Hoje, eu ouço palavrão em qualquer lugar, usam o palavrão como vírgula, reticência – perdeu a graça infanto-juvenil da minha época de rebelde sem causa. Não que eu não os diga mais, ao contrário, faço uso deles em diversas ocasiões. Mas me incomoda quando ouço, por exemplo, um palavrão fora do contexto, dito simplesmente por dizer, sem nenhuma necessidade. Neste caso ele deixa de ser uma obra de arte num canto especial da sala para ser uma peça de louça comprada numa loja de produtos chineses.
Sinto muito... Falo obscenidades, concretizo em palavras os meus pensamentos e desejos.
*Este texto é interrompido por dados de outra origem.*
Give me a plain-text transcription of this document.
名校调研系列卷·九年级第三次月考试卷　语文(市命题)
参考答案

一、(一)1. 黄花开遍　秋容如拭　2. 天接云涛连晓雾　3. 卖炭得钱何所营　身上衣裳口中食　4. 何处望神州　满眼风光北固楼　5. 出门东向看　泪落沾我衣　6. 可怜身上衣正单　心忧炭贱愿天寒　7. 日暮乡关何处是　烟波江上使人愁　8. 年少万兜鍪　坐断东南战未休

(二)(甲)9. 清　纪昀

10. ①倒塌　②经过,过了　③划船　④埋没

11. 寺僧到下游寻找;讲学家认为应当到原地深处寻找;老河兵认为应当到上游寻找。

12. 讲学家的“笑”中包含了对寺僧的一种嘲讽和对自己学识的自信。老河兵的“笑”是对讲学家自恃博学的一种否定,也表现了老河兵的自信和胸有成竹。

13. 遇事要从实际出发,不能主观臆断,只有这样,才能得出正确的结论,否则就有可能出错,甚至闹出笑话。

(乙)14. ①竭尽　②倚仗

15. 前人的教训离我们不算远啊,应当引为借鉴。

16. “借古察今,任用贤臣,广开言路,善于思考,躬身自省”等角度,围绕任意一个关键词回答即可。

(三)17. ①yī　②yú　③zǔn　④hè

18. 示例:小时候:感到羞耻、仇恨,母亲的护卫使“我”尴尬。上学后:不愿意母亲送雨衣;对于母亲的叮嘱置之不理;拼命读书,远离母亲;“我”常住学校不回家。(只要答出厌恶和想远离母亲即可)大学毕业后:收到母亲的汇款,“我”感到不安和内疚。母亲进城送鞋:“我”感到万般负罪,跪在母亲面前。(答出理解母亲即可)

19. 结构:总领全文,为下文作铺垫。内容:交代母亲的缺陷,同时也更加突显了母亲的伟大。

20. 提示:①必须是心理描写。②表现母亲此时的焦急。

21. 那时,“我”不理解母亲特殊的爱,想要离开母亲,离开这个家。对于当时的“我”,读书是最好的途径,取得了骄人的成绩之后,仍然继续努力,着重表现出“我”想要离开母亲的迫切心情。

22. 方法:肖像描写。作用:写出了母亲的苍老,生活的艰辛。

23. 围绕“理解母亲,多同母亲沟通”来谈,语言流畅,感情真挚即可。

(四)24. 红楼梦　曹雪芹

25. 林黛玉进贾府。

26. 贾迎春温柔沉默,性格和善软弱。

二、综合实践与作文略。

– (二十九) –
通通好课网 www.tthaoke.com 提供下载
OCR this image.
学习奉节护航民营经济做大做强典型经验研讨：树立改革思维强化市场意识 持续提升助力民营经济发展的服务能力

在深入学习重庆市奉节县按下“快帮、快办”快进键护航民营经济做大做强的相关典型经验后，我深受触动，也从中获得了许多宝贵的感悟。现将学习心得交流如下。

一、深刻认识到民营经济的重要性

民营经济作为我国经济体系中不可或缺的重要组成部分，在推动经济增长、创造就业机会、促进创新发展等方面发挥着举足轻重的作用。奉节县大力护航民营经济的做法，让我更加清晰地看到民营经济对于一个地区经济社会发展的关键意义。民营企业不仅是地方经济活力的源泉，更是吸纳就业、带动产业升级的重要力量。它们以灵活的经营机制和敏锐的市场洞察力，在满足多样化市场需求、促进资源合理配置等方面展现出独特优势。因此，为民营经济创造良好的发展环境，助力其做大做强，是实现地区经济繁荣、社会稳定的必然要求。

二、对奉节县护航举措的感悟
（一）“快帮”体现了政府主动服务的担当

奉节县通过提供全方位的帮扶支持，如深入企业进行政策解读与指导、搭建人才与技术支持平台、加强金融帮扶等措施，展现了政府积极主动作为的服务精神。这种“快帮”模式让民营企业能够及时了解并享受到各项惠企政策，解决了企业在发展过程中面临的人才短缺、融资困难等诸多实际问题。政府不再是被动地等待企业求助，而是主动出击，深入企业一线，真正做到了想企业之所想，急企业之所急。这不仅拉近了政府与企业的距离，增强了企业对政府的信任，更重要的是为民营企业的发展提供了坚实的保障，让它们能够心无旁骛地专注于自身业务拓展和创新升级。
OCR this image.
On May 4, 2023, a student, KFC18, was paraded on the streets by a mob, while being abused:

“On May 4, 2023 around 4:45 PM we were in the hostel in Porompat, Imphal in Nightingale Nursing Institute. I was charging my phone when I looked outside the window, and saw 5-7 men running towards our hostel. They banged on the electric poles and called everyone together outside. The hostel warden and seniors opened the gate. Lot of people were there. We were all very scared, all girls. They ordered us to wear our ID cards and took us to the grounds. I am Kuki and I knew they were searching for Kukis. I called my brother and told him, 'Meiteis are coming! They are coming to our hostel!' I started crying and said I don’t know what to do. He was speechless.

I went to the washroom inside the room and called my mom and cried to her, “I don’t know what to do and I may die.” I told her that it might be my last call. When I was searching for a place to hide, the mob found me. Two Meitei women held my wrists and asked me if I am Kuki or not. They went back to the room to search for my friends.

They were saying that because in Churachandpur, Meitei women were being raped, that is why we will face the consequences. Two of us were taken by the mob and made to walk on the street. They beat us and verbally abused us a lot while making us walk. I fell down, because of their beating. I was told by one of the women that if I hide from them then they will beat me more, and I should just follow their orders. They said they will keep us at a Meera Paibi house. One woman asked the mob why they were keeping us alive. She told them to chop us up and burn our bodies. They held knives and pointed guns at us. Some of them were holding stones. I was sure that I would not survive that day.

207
E daí? Dizem que a feiúra está na cabeça de quem escuta.


Paulo Francisco

Bailado

A dor já morava em seu corpo. Ela se contorcia; se esticava languidamente. Ninguém percebia seu sofrimento, a sua dor. Nada poderia dar errado! Cabisbaixa, em passos lentos e longos, desfilava naquele piso de madeira. Era única na arte do silêncio. De repente uma corrida em circulo, seus braços abertos pediam socorro, mas nenhum ruído além de uma suave música imaginária. Ela estava só. Só com seus pensamentos e desejos; só com sua técnica de pular, rodar, correr e sofrer sozinha. Um pulo e um susto - ela caíra desfalecida naquele negro piso. E depois de alguns segundos movimentava-se suavemente, esticava-se num espreguiçar gostoso de quem acordara de um lindo sonho e começava a rolar, a rolar, a rolar... cada vez mais rápido. A coreografia frenética se transformara num desesperado ataque de ombros e pernas – uma convulsão. Um total silêncio se fazia naquele ambiente tão hostil. Ela parara, ficara imóvel. Morrera!Tudo se tornara negro.
E quando a branca luz retornava, centenas de expectadores aplaudiam de pé a bailarina contemporânea.